Let $m = \frac{1}{n}$, then we have $$\lim_{m\rightarrow0}\frac{2^m - 1}{m} = \frac{0}{0}$$ So we use L'hopital's Rule $$\lim_{m\rightarrow0}2^m\log(2) = \log(2) \neq 0$$ So $\sum_{n=1}^\infty(2^{\frac1{n}}-1)$ has the same behavior as $\sum_{n=1}^{\infty}\frac{1}{n}$ which diverges. Therefore: $\sum_{n=1}^\infty(2^{\frac1{n}}-1)$ is divergent

A: Try the Comparison Test, using the elementary inequality
$$
2^{1/n} -1 > {\log 2\over n}
$$
for $n=1,2,\ldots$.
A: No need for L'hopital: Just use the fact that by the definition of derivative, 
$$\lim_{x \rightarrow 0} {2^x - 1 \over x} = {d \over dx} 2^x\bigg|_{x = 0}$$
$$ = \ln 2$$
So as in bjatr's answer, this means that 
$$\lim_{n \rightarrow \infty} {2^{1 \over n} - 1 \over {1 \over n}} = \ln 2$$
So by the limit comparison test, the series diverges.

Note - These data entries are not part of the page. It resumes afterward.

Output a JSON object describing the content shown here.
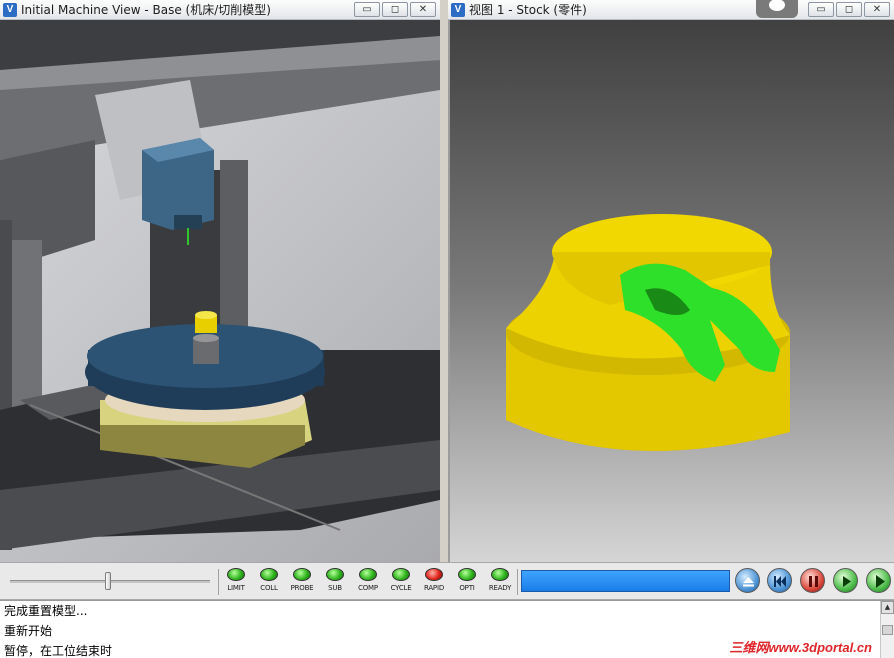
{
  "left_view": {
    "title": "Initial Machine View - Base (机床/切削模型)",
    "app_icon": "V"
  },
  "right_view": {
    "title": "视图 1 - Stock (零件)",
    "app_icon": "V"
  },
  "window_buttons": {
    "minimize": "▭",
    "restore": "◻",
    "close": "✕"
  },
  "status_leds": [
    {
      "label": "LIMIT",
      "color": "green"
    },
    {
      "label": "COLL",
      "color": "green"
    },
    {
      "label": "PROBE",
      "color": "green"
    },
    {
      "label": "SUB",
      "color": "green"
    },
    {
      "label": "COMP",
      "color": "green"
    },
    {
      "label": "CYCLE",
      "color": "green"
    },
    {
      "label": "RAPID",
      "color": "red"
    },
    {
      "label": "OPTI",
      "color": "green"
    },
    {
      "label": "READY",
      "color": "green"
    }
  ],
  "progress": {
    "fraction": 1.0
  },
  "playback": {
    "slider_fraction": 0.49,
    "buttons": [
      "eject-icon",
      "rewind-icon",
      "pause-icon",
      "step-icon",
      "play-icon"
    ]
  },
  "log": {
    "lines": [
      "完成重置模型...",
      "重新开始",
      "暂停，在工位结束时"
    ]
  },
  "watermark": "三维网www.3dportal.cn",
  "colors": {
    "stock_yellow": "#e8d000",
    "cut_green": "#2ee02a",
    "table_blue": "#1f3d58",
    "progress_blue": "#2a8ef2"
  }
}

A: Yet another elementary method
$1=2-1=(2^\frac{1}{n})^n-1=(2^\frac{1}{n}-1)(2^\frac{n-1}{n}+2^\frac{n-2}{n}+\cdots+2^\frac{1}{n}+1) < (2^\frac{1}{n}-1)*(2+2+\cdots+2)$ .

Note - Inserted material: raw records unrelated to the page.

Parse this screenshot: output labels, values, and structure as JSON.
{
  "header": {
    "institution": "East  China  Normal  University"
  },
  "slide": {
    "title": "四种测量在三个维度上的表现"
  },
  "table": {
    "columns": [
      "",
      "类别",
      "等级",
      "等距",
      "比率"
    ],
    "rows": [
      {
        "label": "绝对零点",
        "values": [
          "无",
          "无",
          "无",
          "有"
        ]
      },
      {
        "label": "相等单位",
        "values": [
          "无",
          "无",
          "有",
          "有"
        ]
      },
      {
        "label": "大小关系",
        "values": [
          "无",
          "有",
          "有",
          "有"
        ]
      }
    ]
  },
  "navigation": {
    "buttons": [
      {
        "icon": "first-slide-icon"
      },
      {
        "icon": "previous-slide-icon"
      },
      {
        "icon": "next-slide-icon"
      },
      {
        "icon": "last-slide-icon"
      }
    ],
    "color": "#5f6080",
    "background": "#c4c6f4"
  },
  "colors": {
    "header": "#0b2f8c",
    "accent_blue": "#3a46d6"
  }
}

Therefore, $(2^\frac{1}{n}-1) > \frac{1}{2n} $.
A: Elementary method: use AM $\ge$ GM!
$n-2$ copies of $1$, two copies of $\frac{1}{\sqrt{2}}$ gives
$$ \frac{n-2 + \frac{1}{\sqrt{2}} + \frac{1}{\sqrt{2}}}{n} \ge \left(\frac{1}{2}\right)^{1/n}$$
$$\frac{n-c}{n} \ge \left(\frac{1}{2}\right)^{1/n}$$
for some $c \gt 0$ ($ c= 2 - \sqrt{2}$)
$$ 2^{1/n} \ge \frac{n}{n-c} = 1 + \frac{c}{n-c}$$
Thus $$2^{1/n} - 1 \ge \frac{c}{n-c}$$
and so the series diverges.
But more simply:
$$2^{1/n} = e^{\log 2/n} \ge 1 + \frac{\log 2}{n}$$
(using $e^x \ge 1 + x$).
A: Since $2^x=1+x\ln 2+O(x^2)$ as $x\to 0$ then
$$\sum_{n\ge 1}\left(2^{1/n}-1\right)\asymp \sum_{n\ge 1}\frac{1}{n},$$
which diverges.
A: You could use the fact that for a series of positive terms, $\sum_{n=1}^\infty a_n$ converges if and only if $\prod_{n=1}^\infty (1+a_n)$ converges.

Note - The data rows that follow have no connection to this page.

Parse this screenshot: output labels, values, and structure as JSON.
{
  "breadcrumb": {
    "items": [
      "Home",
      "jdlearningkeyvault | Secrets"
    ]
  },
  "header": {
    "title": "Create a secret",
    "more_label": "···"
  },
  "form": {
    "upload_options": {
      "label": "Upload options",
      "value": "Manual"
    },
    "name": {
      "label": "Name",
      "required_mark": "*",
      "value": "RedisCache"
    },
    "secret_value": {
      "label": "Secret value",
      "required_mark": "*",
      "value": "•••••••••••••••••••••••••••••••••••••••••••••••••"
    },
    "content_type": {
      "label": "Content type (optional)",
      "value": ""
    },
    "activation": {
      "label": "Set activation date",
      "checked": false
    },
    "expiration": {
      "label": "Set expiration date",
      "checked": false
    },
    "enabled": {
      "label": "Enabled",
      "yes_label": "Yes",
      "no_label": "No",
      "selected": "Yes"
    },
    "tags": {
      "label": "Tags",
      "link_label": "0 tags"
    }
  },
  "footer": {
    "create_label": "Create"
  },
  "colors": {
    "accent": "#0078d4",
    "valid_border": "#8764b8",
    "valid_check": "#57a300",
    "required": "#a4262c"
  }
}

Applying this result to the given problem: The given series converges if and only if the infinite product $\prod_{n=1}^\infty 2^{\frac1n}$
For this infinite product, the partial products are of the form $2^{1+\frac12+\frac13+\cdots+\frac1n}$, which is divergent since the exponent is a partial sum of the harmonic series, and hence going to $\infty$.